P.C., 456 Mass. 175, 179-180 (2010).

     Third, there is no civil cause of action at all for

perjury, which is a crime and not a tort.

     This brings us to the plaintiff's final claim, that there

was a violation of his Federal constitutional right to due

process in violation of 42 U.S.C. § 1983.   The plaintiff argues

that the right to due process of law is clearly established.

That formulation, however, looks at the issue somewhat too

broadly.   The primary allegation is that the defendant removed

twenty-seven paragraphs from her original report when that

removal was unwarranted, deliberately, in order to bolster the

case that there was probable cause to hold the plaintiff, and

that she lied about having seen the portion of the police report

from which those paragraphs were drawn.

     There can be little doubt that lying under oath,

deliberately, as part of a successful strategy to have an

individual wrongly incarcerated would amount to a violation of a

                                 6
clearly established right under the due process clause.

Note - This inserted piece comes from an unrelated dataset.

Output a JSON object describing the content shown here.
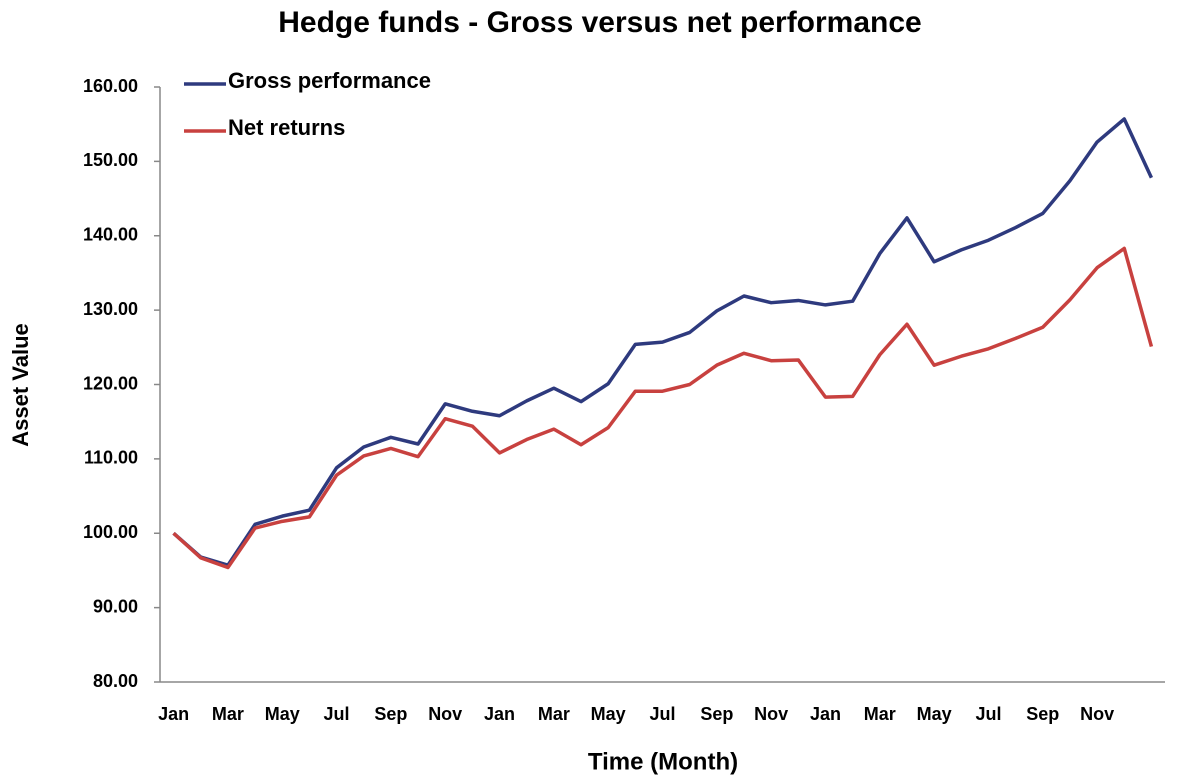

However, the plaintiff has neither alleged nor explained how the

alleged excision of these paragraphs, or the alleged lying about

it, was material to the probable cause determination.   Having

read the paragraphs, we conclude they are certainly not, as the

plaintiff at one point describes them, "exculpatory."   In his

brief he argues that he told the defendant that he could not

have done some of the things described in those paragraphs.      But

he does not explain why including even amended paragraphs would

have been more beneficial to him than the deletion of the

offending paragraphs.    He has thus not alleged facts, rather

than asserting conclusions, showing the defendant's actions in

allegedly deleting these paragraphs and lying about it were

material to the finding of probable cause.   And the plaintiff

has not demonstrated that the removal of immaterial paragraphs

from a report in such circumstances, and even lying about it,

violates a clearly established constitutional right redressable

under § 1983.

     Finally, however, the plaintiff also argues that the

defendant made an inaccurate and untruthful diagnosis of

pedophilic disorder.    If that were true, it would be material to

the probable cause determination, and, if done intentionally, it

would violate a clearly established right.

                                  7
     The difficult question with which we are left is whether

this is alleged in the complaint.     The complaint makes no

specific reference to a diagnosis or to pedophilic disorder.        In

the "medical malpractice" section of the complaint, however, the

plaintiff does state:   "The Defendant's actions and/or omissions

resulted in her failure to submit an accurate and truthful

report to the Court, after meeting with the Plaintiff."

     We are a notice pleading jurisdiction, and so a complaint

need only "contain 'a short and plain statement of the claim,'

Mass. R. Civ. P. 8 (a) (1), 365 Mass. 749 (1974), which affords

fair notice to the defendant of the basis and nature of the

action against him."    Berish v. Bornstein, 437 Mass. 252, 269

(2002).   Under the rules of notice pleading we think that an

allegation that a report amounted to medical malpractice is

sufficient to put the defendant on notice that what is alleged

is that her report may have included medical conclusions,

including diagnoses, that were not truthful.    To be sure, these

were pled as part of the medical malpractice count.     But

"[u]nder the Massachusetts practice of notice pleading, there is

no requirement that a complaint state the correct substantive

theory of the case" (quotation and citations omitted).        Id.

     Consequently, although in all other respects the dismissal

of the complaint is affirmed, with respect to this aspect of the

                                  8
plaintiff's due process claim, it must be reversed.

                                      So ordered.

                                      By the Court (Rubin,
                                        Wolohojian & Brennan, JJ.2),

                                      Clerk

Entered:    July 31, 2023.

2   The panelists are listed in order of seniority.